# Flatness of the integral closure

Let $$R$$ be a $$p$$-torsion free ring which is integrally closed in $$R[1/p]$$ and let $$S$$ be a finite etale extension of $$R[1/p]$$.

Is it true that an integral closure $$S^+$$of $$R$$ in $$S$$ is flat over $$R$$?

Remark 1: It suffices to show that $$S^+/p$$ is flat over $$R/p$$, but I don't know how to see this.

Remark 2: I am mostly interested in the situation when $$R$$ is non-noetherian by itself, but $$R[1/p]$$ is. But I don't know whether this result holds even in the noetherian case.
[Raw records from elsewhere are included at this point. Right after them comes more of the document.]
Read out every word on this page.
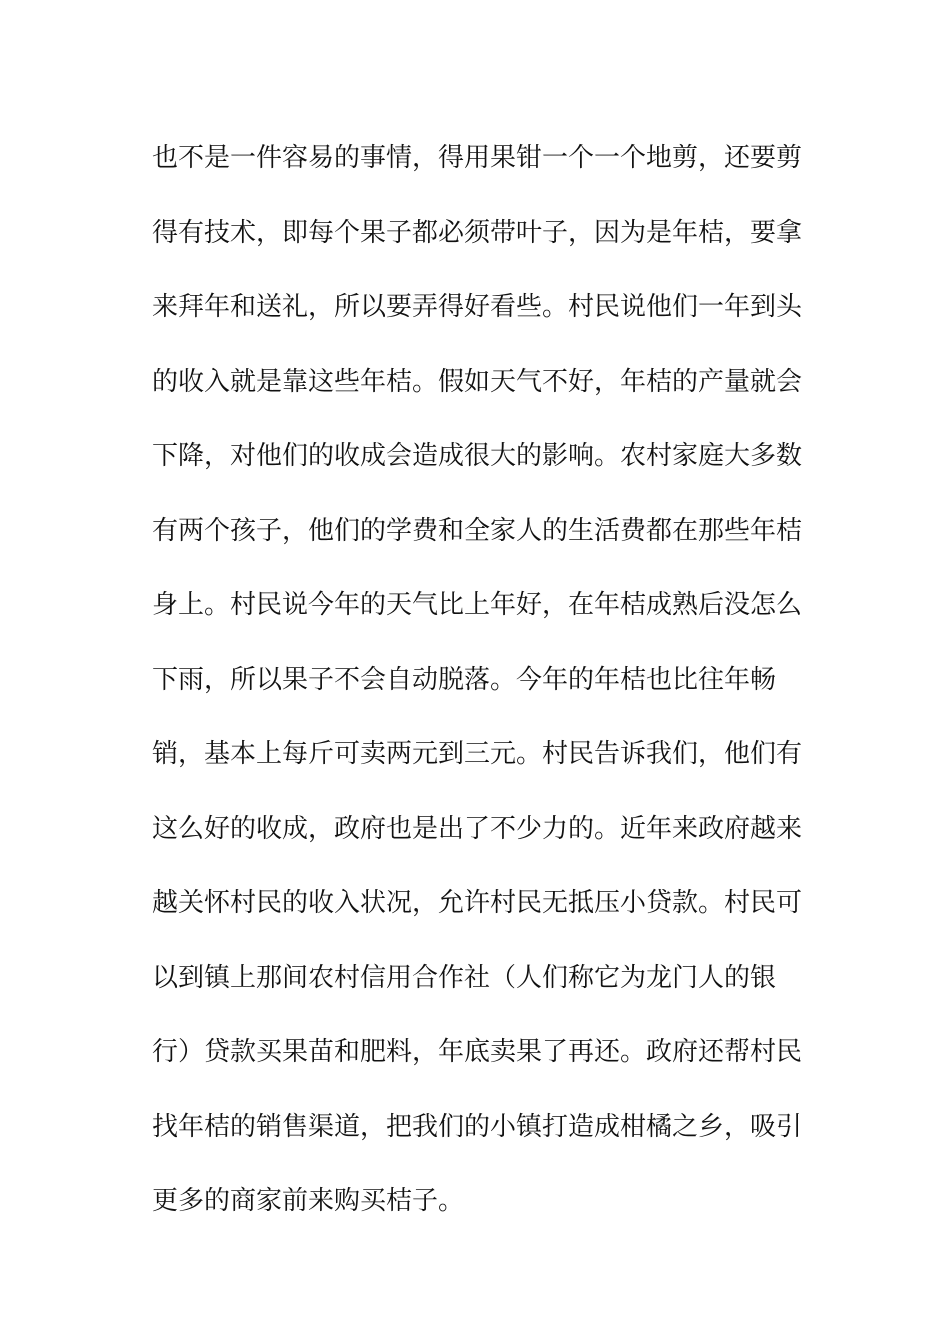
也不是一件容易的事情，得用果钳一个一个地剪，还要剪
得有技术，即每个果子都必须带叶子，因为是年桔，要拿
来拜年和送礼，所以要弄得好看些。村民说他们一年到头
的收入就是靠这些年桔。假如天气不好，年桔的产量就会
下降，对他们的收成会造成很大的影响。农村家庭大多数
有两个孩子，他们的学费和全家人的生活费都在那些年桔
身上。村民说今年的天气比上年好，在年桔成熟后没怎么
下雨，所以果子不会自动脱落。今年的年桔也比往年畅
销，基本上每斤可卖两元到三元。村民告诉我们，他们有
这么好的收成，政府也是出了不少力的。近年来政府越来
越关怀村民的收入状况，允许村民无抵压小贷款。村民可
以到镇上那间农村信用合作社（人们称它为龙门人的银
行）贷款买果苗和肥料，年底卖果了再还。政府还帮村民
找年桔的销售渠道，把我们的小镇打造成柑橘之乡，吸引
更多的商家前来购买桔子。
If it helps, feel free to add extra conditions on a pair $$(R, R[1/p])$$. For example, in my main case of interest $$R$$ is $$p$$-adically complete and $$R[1/p]$$ is regular. Though I am not sure how useful it is.

• I do not understand the statement. Did you intend to write that $S$ is etale and quasi-finite over $R$? If $S$ is finite over $R$, then the integral closure of $R$ in $S$ equals $S$. – Jason Starr Feb 17 at 23:09
• @Jason Starr Sorry, I meant $S$ is a finite etale extension of $R[1/p]$. – gdb Feb 17 at 23:10

No. Take $$R=\mathbb{Z}_p[x,y]/(xy-p^2)$$, $$S^+=\mathbb{Z}_p[u,v]/(uv-p)$$, and map $$R$$ into $$S^+$$ by $$x\mapsto u^2$$, $$y\mapsto v^2$$. Note that $$R$$ is normal, $$S^+$$ is a finite extension of $$R$$, étale of degree 2 over $$\mathbb{Q}_p$$, but not flat, e.g. because $$S^+$$ is regular and $$R$$ isn't (or because $$\dim_{\mathbb{F}_p}\left(S^+/(p,x,y)\right)=3$$).